A motion to dismiss may be converted to a motion for summary judgment at the discretion of the district court and, thus, could have ended House’s suit if House had not prevailed on any of his claims.
The Court declined to consider the CBP agents’ subjective motivations for searching House’s electronic devices in regards to any Fourth Amendment claim. However, the court also declined to dismiss House’s Fourth Amendment claim because of the length of detention and an inability for the court to determine that the duration of search was reasonably justified, at this point in the proceedings:
Accepting as true House’s allegations concerning the officials’ subjective motivations for searching his electronic devices, the Court nonetheless may not consider the underlying intent or motivation of the officers when analyzing the viability of a Fourth Amendment claim… The Court declines to do otherwise here at least in regard to House’s Fourth Amendment claim….

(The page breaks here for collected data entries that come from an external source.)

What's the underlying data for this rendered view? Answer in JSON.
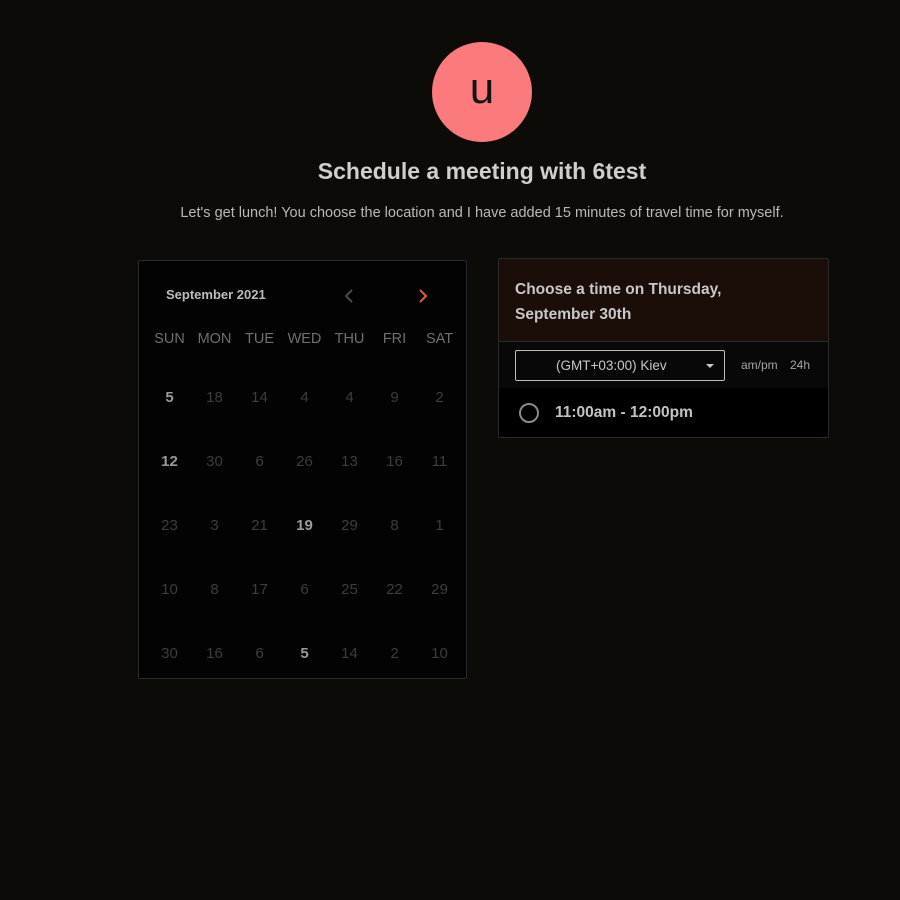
{
  "avatar": {
    "initial": "u",
    "color": "#fb7a7e"
  },
  "header": {
    "title": "Schedule a meeting with 6test",
    "description": "Let's get lunch! You choose the location and I have added 15 minutes of travel time for myself."
  },
  "calendar": {
    "month_label": "September 2021",
    "prev_icon": "chevron-left-icon",
    "next_icon": "chevron-right-icon",
    "accent_color": "#e0602c",
    "weekdays": [
      "SUN",
      "MON",
      "TUE",
      "WED",
      "THU",
      "FRI",
      "SAT"
    ],
    "weeks": [
      [
        "5",
        "18",
        "14",
        "4",
        "4",
        "9",
        "2"
      ],
      [
        "12",
        "30",
        "6",
        "26",
        "13",
        "16",
        "11"
      ],
      [
        "23",
        "3",
        "21",
        "19",
        "29",
        "8",
        "1"
      ],
      [
        "10",
        "8",
        "17",
        "6",
        "25",
        "22",
        "29"
      ],
      [
        "30",
        "16",
        "6",
        "5",
        "14",
        "2",
        "10"
      ]
    ]
  },
  "time_panel": {
    "heading_line1": "Choose a time on Thursday,",
    "heading_line2": "September 30th",
    "timezone": "(GMT+03:00) Kiev",
    "format_ampm": "am/pm",
    "format_24h": "24h",
    "slots": [
      {
        "label": "11:00am - 12:00pm"
      }
    ]
  }
}
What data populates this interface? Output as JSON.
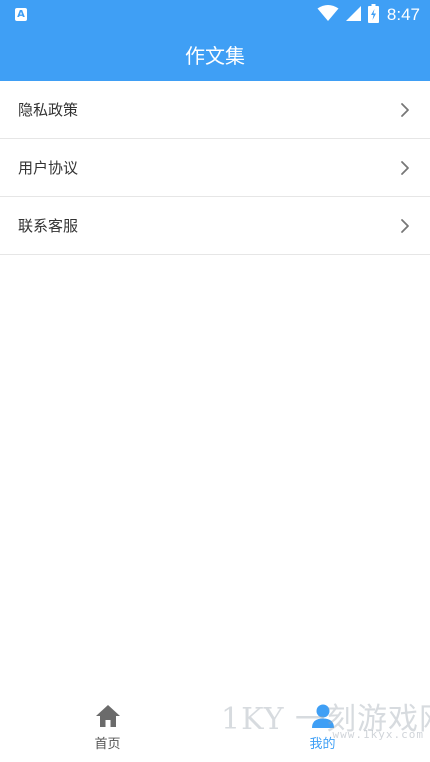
{
  "status_bar": {
    "app_icon_letter": "A",
    "time": "8:47"
  },
  "app_bar": {
    "title": "作文集"
  },
  "menu": {
    "items": [
      {
        "label": "隐私政策"
      },
      {
        "label": "用户协议"
      },
      {
        "label": "联系客服"
      }
    ]
  },
  "tab_bar": {
    "home_label": "首页",
    "mine_label": "我的",
    "active_tab": "我的"
  },
  "watermark": {
    "main": "1KY 一刻游戏网",
    "url": "www.1kyx.com"
  },
  "colors": {
    "primary": "#3f9ff5",
    "text": "#333333",
    "divider": "#e6e6e6",
    "inactive_tab": "#555555"
  },
  "icons": {
    "status": [
      "wifi-icon",
      "signal-icon",
      "battery-charging-icon"
    ],
    "menu_chevron": "chevron-right-icon",
    "home": "home-icon",
    "mine": "user-icon"
  }
}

The Defendants do not explain the extent to which the limited number of ICE agents certified in computer forensics and their current workload prolonged the detention of House’s electronic devices or how the transferring of the devices affected that delay and the factual record remains undeveloped as to these issues material to the reasonableness of the duration of the seizure and House disputes the rationale proffered by the Defendants for the forty-nine-day delay. The Court concludes that House has asserted a plausible Fourth Amendment claim in this respect and it declines to convert the Defendants’ motion and grant summary judgment in their favor at this juncture and on the record currently before the Court. Accordingly, the Defendants’ motion to dismiss House’s Fourth Amendment Claim is DENIED
The court also declined to dismiss House’s first Amendment claims:
Here, the complaint’s allegations are sufficient to support a reasonable inference that the
agents’ interferences with House’s associational rights were direct and substantial to state a plausible
right of association claim…At this juncture, House has alleged sufficient facts to support his First Amendment claim and any dispute as to what the evidence will or will not show is best answered at summary judgment or trial on the basis of discovered facts, not at this stage on the pleading….That the initial search and seizure occurred at the border does not strip House of his First Amendment rights, particularly given the allegations in the complaint that he was targeted specifically because of his association with the Support Network and the search of his laptop resulted in the disclosure of the organizations, members, supporters donors as well as internal organization communications that House alleges will deter further participation in and support of the organization. Accordingly, the Defendants’ motion to dismiss House’s First Amendment claim is DENIED.
Additionally, United States District Judge Denise J. Casper stayed House’s motions for injunctive relief. The motions demanded that the government reveal to whom they disclosed or disseminated information contained on his electronic devices; demanded that the government return all information obtained from House’s electronic devices; and demanded that if the information could not be returned, be otherwise destroyed and expunged. The motions for injunctive relief are preserved for later rulings.
An initial scheduling conference will be held May 7th, 2012.